Cuando la Corte Suprema de los Estados Unidos suspendió el recuento de votos en Florida y decantó el resultado electoral a favor de Bush, se hicieron patentes los problemas derivados de una excesiva politización partidaria de Instituciones que, por su propia naturaleza, deben quedar prevenidas de cualquier manipulación o instrumentalización política. En dicho caso, poco importó que los recuentos independientes efectuados ulteriormente por Universidades y medios de comunicación social demostraran que en Florida Al Gore tuviera más votos, lo importante es que un proceso político clave fue zanjado de manera anómala e inapelable y sin producir grandes tensiones, debido al pragmatismo y fuerte sentido institucional del pueblo norteamericano. ¿Qué hubiera pasado en otros países en el mismo supuesto? ¿Qué puede pasar en el futuro si se repite una situación similar, con la opinión pública más sensibilizada e irritada?
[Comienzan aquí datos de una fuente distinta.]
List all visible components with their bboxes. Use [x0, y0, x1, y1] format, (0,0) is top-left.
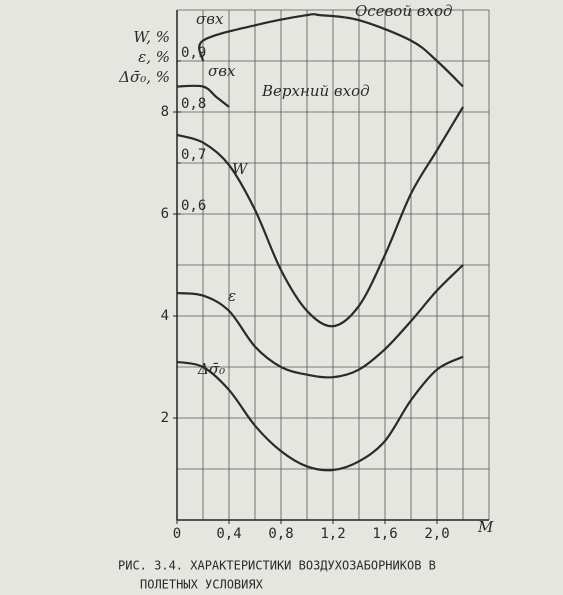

No es fácil saberlo.

La recusación del Magistrado Pérez Tremps en España ha vuelto a abrir el debate sobre los peligros de las manipulaciones políticas de instituciones como el Tribunal Constitucional. Aparte del desprecio que tales hechos demuestran por una persona respetable convertida en un pim-pam-pum de la política, el problema es que ante la opinión pública está quedando meridianamente claro que nos encontramos ante una operación política partidaria, que no pretende otra cosa que alterar la correlación de votos ante un asunto crucial como son los recursos de anticonstitucionalidad sobre el “Estatuto Catalán”. Lo sorprendente, y lo patético, del caso es que los mismos que, desde instancias extra-judicales, han alentado y propiciado esta decisión recusatoria se apresuran a ponerse la venda antes de la herida, denunciando la posibilidad de que Pérez Tremps dimita y el Gobierno designe uno nuevo, restableciendo la anterior correlación de votos. Es decir, los conservadores no dudan en contaminar políticamente procesos judiciales importantes y, a su vez, quieren que “sus” adversarios permanezcan quietos, callados y rendidos. ¿Acaso no hay un tufillo político preocupante detrás de todo esto?
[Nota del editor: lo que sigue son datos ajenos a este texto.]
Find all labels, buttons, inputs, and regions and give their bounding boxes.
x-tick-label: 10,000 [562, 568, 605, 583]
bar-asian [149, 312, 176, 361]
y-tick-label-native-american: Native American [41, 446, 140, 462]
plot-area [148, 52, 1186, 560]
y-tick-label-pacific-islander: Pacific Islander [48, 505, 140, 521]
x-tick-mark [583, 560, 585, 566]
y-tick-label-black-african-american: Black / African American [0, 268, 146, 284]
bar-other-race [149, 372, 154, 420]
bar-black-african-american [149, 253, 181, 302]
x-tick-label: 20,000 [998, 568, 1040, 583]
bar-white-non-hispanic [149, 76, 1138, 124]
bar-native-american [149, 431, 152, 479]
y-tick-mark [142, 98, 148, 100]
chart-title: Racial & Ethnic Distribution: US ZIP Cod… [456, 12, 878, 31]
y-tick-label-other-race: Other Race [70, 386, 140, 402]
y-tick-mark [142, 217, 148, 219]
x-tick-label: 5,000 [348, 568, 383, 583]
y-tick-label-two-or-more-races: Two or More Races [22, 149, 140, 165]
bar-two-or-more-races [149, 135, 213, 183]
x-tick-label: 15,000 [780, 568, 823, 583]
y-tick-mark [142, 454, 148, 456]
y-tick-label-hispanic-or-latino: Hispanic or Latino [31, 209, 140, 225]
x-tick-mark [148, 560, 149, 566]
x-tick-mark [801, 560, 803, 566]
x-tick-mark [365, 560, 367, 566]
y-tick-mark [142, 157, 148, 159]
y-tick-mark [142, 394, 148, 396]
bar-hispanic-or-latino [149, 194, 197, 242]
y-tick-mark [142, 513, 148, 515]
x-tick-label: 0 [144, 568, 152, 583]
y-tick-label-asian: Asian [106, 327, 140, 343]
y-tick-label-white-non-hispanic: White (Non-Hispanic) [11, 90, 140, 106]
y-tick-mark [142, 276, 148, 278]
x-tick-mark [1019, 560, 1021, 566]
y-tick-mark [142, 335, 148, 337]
El problema es que, en medio de este rifirrafe, la imagen del Tribunal Constitucional puede quedar seriamente erosionada, abriendo la sospecha de que sus decisiones no se van a adoptar con la imparcialidad y la objetividad que debe esperarse de tan alta Instancia. Pero este coste objetivo poco parece importarles a los que no están dispuestos a poner límites en sus duras –y obcecadas– estrategias políticas. Como tampoco parece importarles que las tendencias hacia la radicalización y bipolarización política extrema acaben dejando poco espacio para las posiciones más templadas, moderadas y matizadas. Posiciones que, en el tema de fondo que se ventila, hubieran podido dar lugar a formulaciones razonables y asumibles por todos. Posiblemente, incluso desde el mismo proceso de elaboración del Estatut. Pero ahora, al mismo tiempo que cualquiera puede constatar que la ausencia de consensos suele acabar pasando duras facturas, es harto probable que todo se termine sustanciando en términos de “blanco” o “negro”. Y esa no es una buena receta para una convivencia democrática saludable en una sociedad madura y compleja.